Before you add one more thing to that list, consider this: Corporate branding should always be your first step. Traditional thinking may dictate that you establish the tangible first, so that you’ll have the resources with which to build your brand, but as successful corporate branding strategies have proven, putting the intangible and the emotive before the brick-and-mortar is a far more effective way to work.


In short, today’s branding experts are recommending that start-ups begin by asking themselves what values they want to impart to their industry, and what feelings they want to conjure within their audiences, before they make any practical, monetary decisions. The wisdom in this approach is this: If you know your destination, or the things you most want to accomplish, you can then more effectively (and economically) procure the necessities for achieving your goals.

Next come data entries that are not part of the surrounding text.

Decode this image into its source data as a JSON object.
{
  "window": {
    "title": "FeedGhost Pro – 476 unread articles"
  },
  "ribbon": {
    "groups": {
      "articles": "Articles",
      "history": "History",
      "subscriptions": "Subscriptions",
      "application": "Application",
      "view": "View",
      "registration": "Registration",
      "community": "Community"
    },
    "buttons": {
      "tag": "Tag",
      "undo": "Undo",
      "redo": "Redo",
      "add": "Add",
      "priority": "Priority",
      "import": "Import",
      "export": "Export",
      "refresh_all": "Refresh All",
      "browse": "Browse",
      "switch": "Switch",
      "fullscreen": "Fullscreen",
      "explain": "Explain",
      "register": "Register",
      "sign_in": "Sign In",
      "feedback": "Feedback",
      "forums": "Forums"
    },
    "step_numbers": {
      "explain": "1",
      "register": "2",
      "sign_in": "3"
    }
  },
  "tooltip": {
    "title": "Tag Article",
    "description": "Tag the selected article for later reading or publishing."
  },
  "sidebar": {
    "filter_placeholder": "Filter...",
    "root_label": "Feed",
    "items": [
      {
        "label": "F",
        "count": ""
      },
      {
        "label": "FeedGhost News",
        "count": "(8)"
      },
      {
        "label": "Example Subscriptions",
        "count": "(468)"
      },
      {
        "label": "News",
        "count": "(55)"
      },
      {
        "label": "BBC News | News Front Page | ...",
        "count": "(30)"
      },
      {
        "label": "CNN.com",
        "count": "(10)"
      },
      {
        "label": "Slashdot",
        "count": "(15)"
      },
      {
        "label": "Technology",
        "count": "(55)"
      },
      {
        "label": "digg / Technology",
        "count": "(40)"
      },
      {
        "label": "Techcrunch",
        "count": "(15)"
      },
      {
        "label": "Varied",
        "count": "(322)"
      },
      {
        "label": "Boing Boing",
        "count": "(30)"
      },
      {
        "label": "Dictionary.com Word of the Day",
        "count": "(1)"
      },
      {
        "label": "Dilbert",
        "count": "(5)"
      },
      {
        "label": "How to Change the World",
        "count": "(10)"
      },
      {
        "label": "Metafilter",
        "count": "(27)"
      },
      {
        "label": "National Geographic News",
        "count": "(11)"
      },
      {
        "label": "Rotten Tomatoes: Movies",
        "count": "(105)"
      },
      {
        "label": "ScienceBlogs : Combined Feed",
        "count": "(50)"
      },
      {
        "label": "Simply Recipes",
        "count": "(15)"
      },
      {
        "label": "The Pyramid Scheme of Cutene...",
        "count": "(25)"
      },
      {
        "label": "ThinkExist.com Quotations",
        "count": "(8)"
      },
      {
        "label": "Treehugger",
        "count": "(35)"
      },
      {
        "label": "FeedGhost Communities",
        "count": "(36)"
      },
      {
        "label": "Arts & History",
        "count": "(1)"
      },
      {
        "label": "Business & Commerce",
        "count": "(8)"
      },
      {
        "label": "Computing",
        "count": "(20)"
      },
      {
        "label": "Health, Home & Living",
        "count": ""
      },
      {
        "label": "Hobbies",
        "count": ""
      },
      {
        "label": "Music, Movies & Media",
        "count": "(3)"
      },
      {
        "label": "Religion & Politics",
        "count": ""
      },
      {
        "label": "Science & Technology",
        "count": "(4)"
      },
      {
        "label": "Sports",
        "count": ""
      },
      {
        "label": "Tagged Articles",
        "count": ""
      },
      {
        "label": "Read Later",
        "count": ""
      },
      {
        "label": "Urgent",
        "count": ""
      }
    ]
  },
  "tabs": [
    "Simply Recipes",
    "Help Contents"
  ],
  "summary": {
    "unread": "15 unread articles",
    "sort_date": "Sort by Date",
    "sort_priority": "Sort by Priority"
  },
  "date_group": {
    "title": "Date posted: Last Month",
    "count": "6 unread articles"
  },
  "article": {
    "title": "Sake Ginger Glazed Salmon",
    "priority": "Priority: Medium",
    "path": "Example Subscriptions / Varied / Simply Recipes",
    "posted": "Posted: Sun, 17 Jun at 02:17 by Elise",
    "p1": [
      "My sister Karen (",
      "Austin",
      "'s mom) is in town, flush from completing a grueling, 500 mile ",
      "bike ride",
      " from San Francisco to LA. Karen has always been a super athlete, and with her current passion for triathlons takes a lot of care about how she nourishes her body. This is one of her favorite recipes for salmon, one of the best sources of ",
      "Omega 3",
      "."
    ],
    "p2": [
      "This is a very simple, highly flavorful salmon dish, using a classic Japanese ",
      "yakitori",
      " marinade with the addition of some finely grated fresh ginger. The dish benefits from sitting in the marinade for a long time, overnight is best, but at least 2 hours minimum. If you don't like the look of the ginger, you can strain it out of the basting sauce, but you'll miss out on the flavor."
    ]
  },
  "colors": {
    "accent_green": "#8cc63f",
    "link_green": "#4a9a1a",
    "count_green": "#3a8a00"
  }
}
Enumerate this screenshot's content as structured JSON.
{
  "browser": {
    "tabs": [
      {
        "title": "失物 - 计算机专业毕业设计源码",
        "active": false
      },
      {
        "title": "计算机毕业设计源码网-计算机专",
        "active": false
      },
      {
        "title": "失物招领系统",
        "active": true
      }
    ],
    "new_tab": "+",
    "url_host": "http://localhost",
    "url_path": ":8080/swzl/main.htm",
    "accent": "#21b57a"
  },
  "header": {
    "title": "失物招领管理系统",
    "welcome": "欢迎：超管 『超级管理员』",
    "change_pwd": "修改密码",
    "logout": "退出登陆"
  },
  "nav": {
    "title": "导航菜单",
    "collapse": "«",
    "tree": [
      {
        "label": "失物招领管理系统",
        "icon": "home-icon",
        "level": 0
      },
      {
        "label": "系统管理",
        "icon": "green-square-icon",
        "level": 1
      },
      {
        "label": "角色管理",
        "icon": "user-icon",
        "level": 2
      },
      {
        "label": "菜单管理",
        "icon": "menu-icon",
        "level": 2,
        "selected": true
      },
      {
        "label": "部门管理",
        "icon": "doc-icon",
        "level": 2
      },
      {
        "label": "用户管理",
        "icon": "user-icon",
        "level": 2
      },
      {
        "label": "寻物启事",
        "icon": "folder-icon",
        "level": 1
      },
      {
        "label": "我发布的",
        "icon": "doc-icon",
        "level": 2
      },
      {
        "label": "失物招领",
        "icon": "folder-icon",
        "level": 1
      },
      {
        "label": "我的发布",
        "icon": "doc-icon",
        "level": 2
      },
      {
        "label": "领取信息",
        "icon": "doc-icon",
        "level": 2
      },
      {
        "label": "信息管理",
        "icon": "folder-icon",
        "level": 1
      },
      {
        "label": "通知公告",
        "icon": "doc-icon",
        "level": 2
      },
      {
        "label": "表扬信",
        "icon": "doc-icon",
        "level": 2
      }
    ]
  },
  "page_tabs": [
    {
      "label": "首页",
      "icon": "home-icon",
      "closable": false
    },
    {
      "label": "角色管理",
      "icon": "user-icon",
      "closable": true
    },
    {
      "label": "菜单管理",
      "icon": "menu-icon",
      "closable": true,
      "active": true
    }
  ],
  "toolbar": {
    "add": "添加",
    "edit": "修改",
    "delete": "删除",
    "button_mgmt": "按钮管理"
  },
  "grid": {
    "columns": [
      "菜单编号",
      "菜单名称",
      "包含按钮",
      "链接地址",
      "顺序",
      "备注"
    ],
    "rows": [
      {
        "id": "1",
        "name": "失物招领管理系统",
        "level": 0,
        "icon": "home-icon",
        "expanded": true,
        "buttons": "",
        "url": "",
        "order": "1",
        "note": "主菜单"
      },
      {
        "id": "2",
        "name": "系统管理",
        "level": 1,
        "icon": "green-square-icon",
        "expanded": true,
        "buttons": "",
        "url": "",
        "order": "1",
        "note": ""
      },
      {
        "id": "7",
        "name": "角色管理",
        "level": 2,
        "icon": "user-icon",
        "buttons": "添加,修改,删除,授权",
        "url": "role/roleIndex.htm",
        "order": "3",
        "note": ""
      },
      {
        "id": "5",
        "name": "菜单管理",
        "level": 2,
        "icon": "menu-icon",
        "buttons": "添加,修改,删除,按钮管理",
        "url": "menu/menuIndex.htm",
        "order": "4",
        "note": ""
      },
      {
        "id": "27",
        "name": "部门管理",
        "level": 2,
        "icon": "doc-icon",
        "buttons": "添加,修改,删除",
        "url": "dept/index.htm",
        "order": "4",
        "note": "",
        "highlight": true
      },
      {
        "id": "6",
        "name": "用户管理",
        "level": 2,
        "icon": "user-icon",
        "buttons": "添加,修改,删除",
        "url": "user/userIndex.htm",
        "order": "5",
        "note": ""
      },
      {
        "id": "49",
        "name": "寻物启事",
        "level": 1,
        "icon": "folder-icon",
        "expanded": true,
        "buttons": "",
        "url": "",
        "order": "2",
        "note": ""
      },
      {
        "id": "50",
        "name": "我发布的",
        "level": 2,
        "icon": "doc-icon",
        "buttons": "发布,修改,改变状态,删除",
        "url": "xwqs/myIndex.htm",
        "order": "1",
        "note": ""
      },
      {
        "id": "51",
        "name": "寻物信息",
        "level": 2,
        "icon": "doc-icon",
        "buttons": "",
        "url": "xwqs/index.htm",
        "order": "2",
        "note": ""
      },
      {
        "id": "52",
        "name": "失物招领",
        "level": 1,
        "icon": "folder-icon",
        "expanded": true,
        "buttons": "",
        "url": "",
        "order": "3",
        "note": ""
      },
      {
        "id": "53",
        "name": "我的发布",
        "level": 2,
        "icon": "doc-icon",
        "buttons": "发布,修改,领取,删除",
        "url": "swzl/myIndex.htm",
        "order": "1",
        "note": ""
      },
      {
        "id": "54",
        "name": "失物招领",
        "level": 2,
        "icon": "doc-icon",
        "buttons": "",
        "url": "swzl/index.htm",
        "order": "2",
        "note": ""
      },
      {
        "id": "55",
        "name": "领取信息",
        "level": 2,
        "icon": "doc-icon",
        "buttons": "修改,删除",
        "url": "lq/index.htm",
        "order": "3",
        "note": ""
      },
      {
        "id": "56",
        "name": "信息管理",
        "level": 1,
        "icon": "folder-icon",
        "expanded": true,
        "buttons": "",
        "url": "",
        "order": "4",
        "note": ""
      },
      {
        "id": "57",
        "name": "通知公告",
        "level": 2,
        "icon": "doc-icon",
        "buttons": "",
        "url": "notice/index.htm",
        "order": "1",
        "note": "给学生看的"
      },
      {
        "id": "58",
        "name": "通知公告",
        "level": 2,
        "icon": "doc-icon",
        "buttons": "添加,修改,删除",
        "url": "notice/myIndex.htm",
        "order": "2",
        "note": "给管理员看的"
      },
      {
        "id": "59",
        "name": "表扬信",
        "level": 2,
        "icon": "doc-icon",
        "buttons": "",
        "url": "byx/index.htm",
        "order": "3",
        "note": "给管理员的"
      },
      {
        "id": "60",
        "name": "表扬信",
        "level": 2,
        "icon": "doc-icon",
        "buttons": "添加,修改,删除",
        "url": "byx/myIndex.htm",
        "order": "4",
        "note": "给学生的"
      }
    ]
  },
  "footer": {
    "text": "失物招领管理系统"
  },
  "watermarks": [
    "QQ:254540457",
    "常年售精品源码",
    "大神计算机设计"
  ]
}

Here are just a few thinking points from How to Build a Brand that will help any start-up to think counterintuitively about corporate branding and business:

  • Who are your ideal clients? Where do they come from? What are their pains, needs, and preferences? Asking these questions before you establish the nuts-and-bolts of your business will allow you to more easily tailor your processes to please the people who are most important to your brand. They will get the impression that your corporate brand was built just for them – because it was.
  • What are the most common problems and complaints within your industry? Do your research, answer this question with genuine honesty, and build your USP (unique selling point) around what you learn. When you use this to build the foundation of your brand, it will inherently fill a gap that has already been recognised by your ideal clients.
  • What emotions will most effectively spur your target audience to action? What feelings do your ideal clients crave? Know this first, and then set out to design experiences and create memories that will induce the emotions that you know are most precious to the people with the greatest potential to be loyal to your brand.
  • Where are your ideal clients hanging out? Where can they be found, looking for the most ideal answers to their questions and solutions to their problems? Learn about the habits of your target audience and then fashion your business practices around their behaviours. This will not only give you a built-in platform for branded communications, it will prove to your ideal clients that you understand the way they operate.

It’s time to commit to stepping outside of your corporate branding comfort zone to create a brand with a destination…a brand that knows what it wants to accomplish and makes targeted provisions for doing so.

Let’s dispose of the notion that in business, tangible trumps intangible. Instead, let’s start thinking counterintuitively – because all the great ones have.